Muncul keinginan pada diri saya kelak bila Nala setelah lulus sekolah dasar akan saya sekolahkan untuk belajar agama di pondok pesantren. Saya sampaikan sebuah cerita sederhana kepada Nala tentang salah satu tokoh mazhab terbesar di dunia Imam Abu Ahmad bin Hambal (Imam Hambali) bahwasanya selama belajar 50 tahun. Beliau belajar tentang adab (tata kerama, sopan santun, subosito) selama 30 tahun dan belajar ilmu selama 20 tahun.

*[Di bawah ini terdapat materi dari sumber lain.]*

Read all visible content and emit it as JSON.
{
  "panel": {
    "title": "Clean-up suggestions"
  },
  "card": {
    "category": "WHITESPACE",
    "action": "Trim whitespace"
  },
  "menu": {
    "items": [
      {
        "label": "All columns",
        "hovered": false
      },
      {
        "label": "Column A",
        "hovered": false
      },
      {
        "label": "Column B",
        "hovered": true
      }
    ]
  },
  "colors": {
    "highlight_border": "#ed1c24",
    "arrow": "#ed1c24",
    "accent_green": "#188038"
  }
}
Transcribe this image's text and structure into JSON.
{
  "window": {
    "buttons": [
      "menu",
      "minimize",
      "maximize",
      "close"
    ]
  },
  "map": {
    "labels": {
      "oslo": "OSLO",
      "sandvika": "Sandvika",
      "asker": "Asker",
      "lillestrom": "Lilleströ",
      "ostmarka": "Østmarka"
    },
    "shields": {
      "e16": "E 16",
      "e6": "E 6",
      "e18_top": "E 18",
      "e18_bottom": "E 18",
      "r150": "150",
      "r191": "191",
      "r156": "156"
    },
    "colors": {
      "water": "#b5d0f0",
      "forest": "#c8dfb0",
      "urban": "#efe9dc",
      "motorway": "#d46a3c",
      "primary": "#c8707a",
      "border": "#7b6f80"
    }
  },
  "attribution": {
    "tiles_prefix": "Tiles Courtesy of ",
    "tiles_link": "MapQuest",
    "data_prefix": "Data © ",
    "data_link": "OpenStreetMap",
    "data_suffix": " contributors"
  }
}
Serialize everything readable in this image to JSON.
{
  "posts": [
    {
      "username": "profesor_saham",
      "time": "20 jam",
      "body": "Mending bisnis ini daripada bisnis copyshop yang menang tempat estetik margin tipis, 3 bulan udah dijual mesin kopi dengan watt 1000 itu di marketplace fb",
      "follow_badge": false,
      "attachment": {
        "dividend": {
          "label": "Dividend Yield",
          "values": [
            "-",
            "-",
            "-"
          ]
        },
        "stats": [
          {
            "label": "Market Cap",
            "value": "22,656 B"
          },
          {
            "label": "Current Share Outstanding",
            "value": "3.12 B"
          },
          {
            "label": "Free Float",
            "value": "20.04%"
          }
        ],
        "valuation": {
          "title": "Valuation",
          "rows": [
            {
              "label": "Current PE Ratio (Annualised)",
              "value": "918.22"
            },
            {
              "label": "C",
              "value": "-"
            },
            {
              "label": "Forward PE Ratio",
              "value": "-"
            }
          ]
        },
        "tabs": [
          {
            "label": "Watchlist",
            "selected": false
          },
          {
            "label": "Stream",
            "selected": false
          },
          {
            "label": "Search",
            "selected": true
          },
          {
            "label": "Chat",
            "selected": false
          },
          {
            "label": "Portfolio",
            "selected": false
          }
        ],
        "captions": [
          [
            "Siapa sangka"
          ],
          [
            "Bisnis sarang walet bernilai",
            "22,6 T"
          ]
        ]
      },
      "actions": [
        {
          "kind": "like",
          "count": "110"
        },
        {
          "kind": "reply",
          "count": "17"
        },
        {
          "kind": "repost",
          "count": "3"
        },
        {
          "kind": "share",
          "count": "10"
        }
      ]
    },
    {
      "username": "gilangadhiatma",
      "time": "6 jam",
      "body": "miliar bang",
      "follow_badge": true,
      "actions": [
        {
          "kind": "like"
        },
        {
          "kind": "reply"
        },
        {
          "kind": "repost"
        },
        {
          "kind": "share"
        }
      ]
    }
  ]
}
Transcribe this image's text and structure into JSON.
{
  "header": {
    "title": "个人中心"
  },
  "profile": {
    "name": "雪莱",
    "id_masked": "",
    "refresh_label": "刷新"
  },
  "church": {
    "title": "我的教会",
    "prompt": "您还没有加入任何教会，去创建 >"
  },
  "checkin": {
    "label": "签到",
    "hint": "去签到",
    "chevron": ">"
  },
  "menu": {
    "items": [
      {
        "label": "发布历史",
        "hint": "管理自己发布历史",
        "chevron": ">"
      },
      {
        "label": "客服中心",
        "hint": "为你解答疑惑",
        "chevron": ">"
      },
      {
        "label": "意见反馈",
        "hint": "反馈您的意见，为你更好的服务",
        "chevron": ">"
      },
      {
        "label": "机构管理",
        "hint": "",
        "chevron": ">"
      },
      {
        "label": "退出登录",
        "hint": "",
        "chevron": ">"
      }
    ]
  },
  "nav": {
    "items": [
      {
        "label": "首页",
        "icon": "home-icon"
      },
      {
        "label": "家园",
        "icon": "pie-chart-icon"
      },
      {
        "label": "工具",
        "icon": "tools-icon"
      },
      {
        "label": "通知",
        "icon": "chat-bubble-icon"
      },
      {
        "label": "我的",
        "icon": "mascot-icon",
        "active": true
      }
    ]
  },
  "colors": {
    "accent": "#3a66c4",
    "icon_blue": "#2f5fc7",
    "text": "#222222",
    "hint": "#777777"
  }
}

Di dalam dunia pengajaran pesantren, biasanya kitab yang diajarkan terlebih dahulu adalah kitab tentang adab belajar ta’limul muta’alim. Hal ini mengindikasikan bahwa pesantren menginginkan dan mendidik para santrinya untuk mengedepankan adab daripada ilmu.
Makanya tidak mengherankan di era zaman sekarang seorang santri akan lebih "adem" menghadapi sebuah permasalahan dibandingkan seseorang yang bukan santri. Bila saya bahasakan secara sederhana, artinya bahwa seseorang yang telah belajar agama sejak dini cenderung lebih kenyang spiritual keagamaannya dibandingkan seseorang yang belajar agama di masa dewasanya.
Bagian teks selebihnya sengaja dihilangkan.